Эван не сомневался, что они — не американки. И не мексиканки. От сезонных рабочих он немного знал испанский, а старуха бормотала по-другому. Он решил, что это ведьмы — выполняют какой-то культ. Дело известное. Это немного даже утешало. Эван никогда особенно о ведьмах не думал. О вампирах — да. Или о крылатых обезьянах страны Оз, или оборотнях, или зомби-людоедах. И конечно, о хейдлах, хоть тут, в Небраске, все спокойно, даже народное ополчение распустили. Но ведьмы? С чего вдруг думать о ведьмах?

И все же Эван боялся. Боялся самого себя. За свои одиннадцать лет он не испытывал там таких ощущений. Это было приятно. Но — неприлично. Если мама или папа узнают, будет ему тогда.

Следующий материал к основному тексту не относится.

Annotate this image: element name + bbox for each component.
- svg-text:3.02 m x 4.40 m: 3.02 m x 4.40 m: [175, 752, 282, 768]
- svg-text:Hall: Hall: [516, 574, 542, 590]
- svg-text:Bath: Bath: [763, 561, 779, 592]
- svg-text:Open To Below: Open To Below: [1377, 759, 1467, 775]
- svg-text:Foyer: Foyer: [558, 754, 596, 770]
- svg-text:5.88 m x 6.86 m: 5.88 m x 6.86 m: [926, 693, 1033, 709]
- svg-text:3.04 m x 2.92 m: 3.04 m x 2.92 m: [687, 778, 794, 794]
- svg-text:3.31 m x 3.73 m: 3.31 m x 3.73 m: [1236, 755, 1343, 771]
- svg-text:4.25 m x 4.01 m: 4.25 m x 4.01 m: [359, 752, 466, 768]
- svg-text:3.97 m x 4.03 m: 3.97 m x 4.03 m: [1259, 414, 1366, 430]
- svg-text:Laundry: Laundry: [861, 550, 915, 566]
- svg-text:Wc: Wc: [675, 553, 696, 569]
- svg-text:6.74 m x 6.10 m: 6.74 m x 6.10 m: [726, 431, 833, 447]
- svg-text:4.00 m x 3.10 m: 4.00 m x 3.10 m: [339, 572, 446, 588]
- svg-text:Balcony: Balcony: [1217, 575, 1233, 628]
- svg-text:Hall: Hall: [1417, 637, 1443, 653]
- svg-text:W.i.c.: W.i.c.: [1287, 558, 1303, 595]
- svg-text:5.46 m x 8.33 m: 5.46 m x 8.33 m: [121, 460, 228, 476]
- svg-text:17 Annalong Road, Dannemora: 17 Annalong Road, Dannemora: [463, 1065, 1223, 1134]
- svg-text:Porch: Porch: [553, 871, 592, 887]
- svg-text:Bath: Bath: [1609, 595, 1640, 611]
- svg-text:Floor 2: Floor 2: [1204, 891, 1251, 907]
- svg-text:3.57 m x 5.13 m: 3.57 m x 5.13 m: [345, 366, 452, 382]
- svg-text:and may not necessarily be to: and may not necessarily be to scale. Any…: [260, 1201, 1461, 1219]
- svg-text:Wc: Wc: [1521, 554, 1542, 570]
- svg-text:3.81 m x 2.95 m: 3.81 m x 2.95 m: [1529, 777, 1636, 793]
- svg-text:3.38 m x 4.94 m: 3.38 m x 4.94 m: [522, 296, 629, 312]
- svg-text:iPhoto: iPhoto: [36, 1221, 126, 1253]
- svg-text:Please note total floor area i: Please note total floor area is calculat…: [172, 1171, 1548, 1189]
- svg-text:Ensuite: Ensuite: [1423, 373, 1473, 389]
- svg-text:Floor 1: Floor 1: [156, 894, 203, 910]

В глубине души он считал и себя виноватым. Нельзя было ехать домой так поздно. И все равно не его ведь вина, что эти скакали по дороге. Он изо всех сил крутил педали, но они его догнали безо всякого велосипеда. И он не виноват, что его притащили на поле и стали вытворять с ним всякие штуки.

Слишком уж сознательным его воспитали. Эван получал удовольствие, но это было нехорошо. Одно дело — поболтать с ребятами про то, какие у кого груди и попки. А тут — совсем другое. Он сам виноват, задержался после матча. И уж точно виноват, что ему приятно. Родители просто рассвирепеют.

В самом начале, когда его стали раздевать, ведьмы содрали с него рубашку, разорвали на клочки. Это не давало Эвану покоя. Рубашка была новая, и то, что ее испортили, испугало мальчика даже больше, чем то, с какой звериной силой и нетерпением ведьмы на него набросились. Мама и сестры и так все время чинят и стирают одежду. Они никогда не порвут рубашку в клочки и не бросят ее в грязь. И такого тоже не станут делать. Никогда.

Эван не знал, что с ним делают. Ясное дело — это все неприлично, о таких вещах не говорят. Секс. Хотя что именно творится, он так и не понимал. Если бы все происходило днем, он бы посмотрел. А так получается вроде борьбы с завязанными глазами. Он только чувствовал прикосновения, запахи, слышал звуки. Его обескуражила новизна и сила ощущения. И было стыдно, что он перепугался и кричал перед женщинами, когда они стали трогать его приборчик.

Они сделали это уже два раза — словно подоили корову. В первый раз Эван испугался. Ему не удалось избежать физической разрядки. Как будто из спины выстрелило горячее, а потом у него на животе и груди оказалось что-то густое и теплое, как кровь.